Mohéli veut tourner la page du plastique. Réunis mardi 16 juin à Fomboni, les acteurs institutionnels, associatifs et économiques de l’île ont lancé l’initiative « Mohéli Zéro Plastique », portée par la Commission de l’océan Indien (COI) dans le cadre du projet EXPLOI – Expédition Plastiques Océan Indien. Cette démarche intervient dans un contexte où la pollution plastique est devenue l’un des plus grands défis environnementaux de l’océan Indien. Chaque année, des tonnes de déchets finissent dans les mers, menaçant la biodiversité, les activités économiques et la santé des populations. Pour une île comme Mohéli, réputée pour la richesse de ses récifs coralliens, de ses mangroves et de ses plages préservées, l’enjeu est particulièrement crucial.

Les conséquences de cette pollution sont déjà visibles. Les déchets plastiques s’accumulent sur le littoral, dégradent les habitats naturels et mettent en péril plusieurs espèces marines. Les tortues marines, emblèmes de Mohéli et piliers de son attractivité écotouristique, figurent parmi les plus exposées. Les plages de ponte, indispensables à leur reproduction, sont de plus en plus menacées par l’accumulation des déchets. Lors de l’atelier de lancement, Marchadour Florian, expert en économie circulaire du projet EXPLOI, a expliqué que cette première rencontre vise avant tout à dresser un état des lieux des initiatives déjà existantes. L’objectif est d’identifier les actions menées sur le terrain, de comprendre les difficultés rencontrées et de construire, avec l’ensemble des acteurs, une stratégie adaptée aux réalités locales.

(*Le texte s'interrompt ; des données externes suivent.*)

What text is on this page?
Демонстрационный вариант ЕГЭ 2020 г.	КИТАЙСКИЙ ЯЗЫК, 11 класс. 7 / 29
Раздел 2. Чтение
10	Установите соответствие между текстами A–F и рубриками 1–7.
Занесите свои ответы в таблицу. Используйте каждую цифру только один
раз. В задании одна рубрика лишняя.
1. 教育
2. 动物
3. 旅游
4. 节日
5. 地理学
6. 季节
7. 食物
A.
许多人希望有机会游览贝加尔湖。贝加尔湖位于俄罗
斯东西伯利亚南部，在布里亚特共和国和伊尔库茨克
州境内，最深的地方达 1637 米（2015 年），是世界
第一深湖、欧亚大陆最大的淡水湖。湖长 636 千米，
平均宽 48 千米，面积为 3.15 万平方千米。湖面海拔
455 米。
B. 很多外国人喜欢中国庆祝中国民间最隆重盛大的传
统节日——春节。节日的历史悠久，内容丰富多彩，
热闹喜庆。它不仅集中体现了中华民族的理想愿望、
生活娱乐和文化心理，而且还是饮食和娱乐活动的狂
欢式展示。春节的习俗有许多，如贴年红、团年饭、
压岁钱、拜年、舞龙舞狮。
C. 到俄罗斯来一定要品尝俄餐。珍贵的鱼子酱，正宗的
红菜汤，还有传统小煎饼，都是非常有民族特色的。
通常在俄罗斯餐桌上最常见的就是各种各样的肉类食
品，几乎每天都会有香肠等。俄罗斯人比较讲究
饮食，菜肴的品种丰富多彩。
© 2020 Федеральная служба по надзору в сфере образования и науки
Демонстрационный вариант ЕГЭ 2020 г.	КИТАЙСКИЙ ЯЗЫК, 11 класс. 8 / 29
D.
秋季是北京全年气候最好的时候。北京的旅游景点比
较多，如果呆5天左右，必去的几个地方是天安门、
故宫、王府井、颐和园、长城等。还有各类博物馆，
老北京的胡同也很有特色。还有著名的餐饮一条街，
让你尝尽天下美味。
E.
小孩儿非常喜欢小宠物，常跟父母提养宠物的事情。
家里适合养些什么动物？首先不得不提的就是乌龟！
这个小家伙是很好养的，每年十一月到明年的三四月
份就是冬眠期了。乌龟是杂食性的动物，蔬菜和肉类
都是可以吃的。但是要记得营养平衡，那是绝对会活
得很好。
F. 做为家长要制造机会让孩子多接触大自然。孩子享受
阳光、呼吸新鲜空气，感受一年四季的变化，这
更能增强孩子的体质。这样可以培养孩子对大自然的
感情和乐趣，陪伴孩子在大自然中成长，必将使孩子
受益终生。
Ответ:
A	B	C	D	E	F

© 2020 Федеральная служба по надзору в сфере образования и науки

Même approche pour Anfani Msoili, chargé de mission à la COI, qui a insisté sur l’importance de l’écoute et de la concertation. Selon lui, la réussite du projet dépendra de la capacité à unir les efforts des institutions, des communautés, des associations et du secteur privé autour d’une vision commune. Au-delà de la réduction des déchets, « Mohéli Zéro Plastique » entend promouvoir le recyclage, développer l’économie circulaire et créer de nouvelles opportunités économiques. Sensibilisation dans les écoles, renforcement des capacités des collectivités, amélioration du tri et de la collecte des déchets : plusieurs actions concrètes sont envisagées. À travers cette initiative, Mohéli affiche une ambition claire : préserver son patrimoine naturel exceptionnel tout en construisant un modèle de développement durable capable de concilier protection de l’environnement, bien-être des populations et création d’emplois. Un défi de taille, mais aussi une nécessité pour l’avenir de l’île.